Posted Jun 17, 2011 6:38 UTC (Fri) by neilbrown (subscriber, #359) [Link] (3 responses)

You are in luck - overlayfs provides exactly what you want. Assuming I am understanding you correctly.

When you access (e.g. open) a file (not a directory) in a read-only mode which doesn't exist in the upper layer, you get exactly the file from the lower layer. If you fstat the file descriptor it will look exactly like the lower-layer file - st_dev, st_ino and all. It really is the lower-level file.

So much so that if someone else opens the file for 'write', it will get copied into the upper layer and they will get a handle on the file in the upper layer which they can then change, but you will still have a handle on the lower level file which, of course, will not see those changes.

Shared inodes

Posted Jun 17, 2011 16:14 UTC (Fri) by martinfick (subscriber, #4455) [Link] (2 responses)

> Assuming I am understanding you correctly.

So with overlayfs, if I have 1000 containers each with their own upper layer mounted separately on top of the same lower layer, and each one of them runs the same copy of apache, will the linux MM system share most of the memory for those apache executables, as much as if they all ran off of the same file in the lower layer directly?

If so, this will be a major boon for "virtualisation" on linux, extremely memory efficient and lightweight containers. This would allow linux containers in the mainline to share some of the ideas and similar benefits to the linux vserver project's "unification".

Shared inodes

Posted Jun 19, 2011 22:58 UTC (Sun) by Sho (subscriber, #8956) [Link] (1 responses)

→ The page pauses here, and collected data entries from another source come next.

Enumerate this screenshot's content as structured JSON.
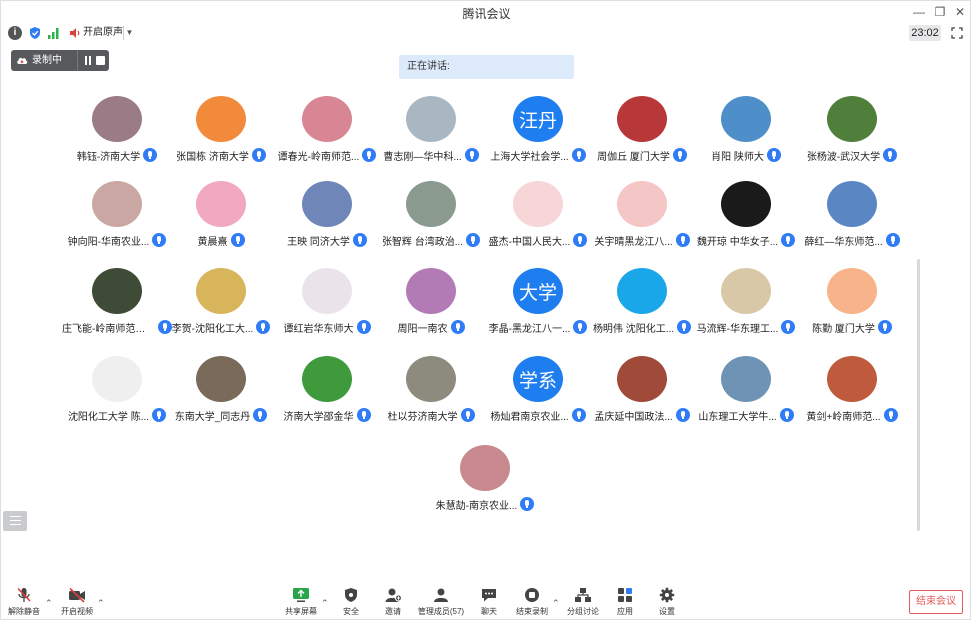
{
  "window": {
    "title": "腾讯会议"
  },
  "status": {
    "audio_label": "开启原声",
    "time": "23:02"
  },
  "recording": {
    "label": "录制中"
  },
  "speaking": {
    "label": "正在讲话:"
  },
  "participants": [
    {
      "name": "韩钰-济南大学",
      "avatar_color": "#9a7b86"
    },
    {
      "name": "张国栋 济南大学",
      "avatar_color": "#f28a3c"
    },
    {
      "name": "谭春光-岭南师范...",
      "avatar_color": "#d98694"
    },
    {
      "name": "曹志刚—华中科...",
      "avatar_color": "#a9b7c3"
    },
    {
      "name": "上海大学社会学...",
      "avatar_text": "汪丹",
      "avatar_color": "#1e7ef0"
    },
    {
      "name": "周伽丘 厦门大学",
      "avatar_color": "#b8383a"
    },
    {
      "name": "肖阳 陕师大",
      "avatar_color": "#4f8fc9"
    },
    {
      "name": "张杨波-武汉大学",
      "avatar_color": "#4f7f3a"
    },
    {
      "name": "钟向阳-华南农业...",
      "avatar_color": "#caa7a2"
    },
    {
      "name": "黄晨熹",
      "avatar_color": "#f0a9c0"
    },
    {
      "name": "王映 同济大学",
      "avatar_color": "#6f87b8"
    },
    {
      "name": "张智辉 台湾政治...",
      "avatar_color": "#8a9a8f"
    },
    {
      "name": "盛杰-中国人民大...",
      "avatar_color": "#f6d6d6"
    },
    {
      "name": "关宇晴黑龙江八...",
      "avatar_color": "#f4c6c6"
    },
    {
      "name": "魏开琼 中华女子...",
      "avatar_color": "#1a1a1a"
    },
    {
      "name": "薛红—华东师范...",
      "avatar_color": "#5a87c4"
    },
    {
      "name": "庄飞能-岭南师范学院",
      "avatar_color": "#3d4b37"
    },
    {
      "name": "李贺-沈阳化工大...",
      "avatar_color": "#d8b45a"
    },
    {
      "name": "谭红岩华东师大",
      "avatar_color": "#ebe3ea"
    },
    {
      "name": "周阳一南农",
      "avatar_color": "#b27bb5"
    },
    {
      "name": "李晶-黑龙江八一...",
      "avatar_text": "大学",
      "avatar_color": "#1e7ef0"
    },
    {
      "name": "杨明伟 沈阳化工...",
      "avatar_color": "#1aa7ea"
    },
    {
      "name": "马流辉-华东理工...",
      "avatar_color": "#d8c8a8"
    },
    {
      "name": "陈勤  厦门大学",
      "avatar_color": "#f7b48a"
    },
    {
      "name": "沈阳化工大学 陈...",
      "avatar_color": "#efefef"
    },
    {
      "name": "东南大学_同志丹",
      "avatar_color": "#7a6a5a"
    },
    {
      "name": "济南大学邵金华",
      "avatar_color": "#3f9a3c"
    },
    {
      "name": "杜以芬济南大学",
      "avatar_color": "#8d8a7e"
    },
    {
      "name": "杨灿君南京农业...",
      "avatar_text": "学系",
      "avatar_color": "#1e7ef0"
    },
    {
      "name": "孟庆延中国政法...",
      "avatar_color": "#a04a3a"
    },
    {
      "name": "山东理工大学牛...",
      "avatar_color": "#6f93b4"
    },
    {
      "name": "黄剑+岭南师范...",
      "avatar_color": "#c05a3c"
    },
    {
      "name": "朱慧劼-南京农业...",
      "avatar_color": "#c98a8f"
    }
  ],
  "toolbar": {
    "unmute": "解除静音",
    "video": "开启视频",
    "share": "共享屏幕",
    "security": "安全",
    "invite": "邀请",
    "members": "管理成员(57)",
    "chat": "聊天",
    "end_record": "结束录制",
    "breakout": "分组讨论",
    "apps": "应用",
    "settings": "设置",
    "end_meeting": "结束会议"
  }
}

Don't shared subtrees get you a long part of the way, too?

Shared inodes

Posted Jun 19, 2011 23:43 UTC (Sun) by neilbrown (subscriber, #359) [Link]

Shared subtrees are certainly part of the solution - and an important part.

If the Linux/Unix file hierarchy had been design with sufficient foresight (which would have been total impractical in reality) then you probably could do it all with shared subtrees. Those files that might need to be configure per-machine or per-instance would be in one subtree (a bit like /var maybe) and all the other files would be elsewhere. The one subtree would be copied for each instance, the rest would be shared.

But we don't have such a forward looking design .. and it is entirely possible that differing needs are such that such a design would be impossible. So configuration files are often mixed in with non-configuration files. A solution is needed which makes copies of the first type, but shares the second type.

One could imagine a forest-of-symlinks which could map all 'configuration' files into one subtree, but symlinks don't always (ever?) provide perfect semantics. If you update a config file by writing a new copy then renaming it, you break the symlink.

You could do the symlinks in the other direction: with symlinks for all the files that you want to share, but that would have it's own problems I suspect.

So overlayfs complements shared subtrees and allows you to selectively have some files shared and some files private within the same directory. And it achieved this almost transparently.

Shared inodes

Posted Feb 25, 2012 3:18 UTC (Sat) by scientes (guest, #83068) [Link]

What about vhashify http://linux-vserver.org/util-vserver:Vhashify ?
IOW hard-links on steroids.
Now, making this work in full-virtualization environments is not exactly the same problem....and certainly can't be as elegant.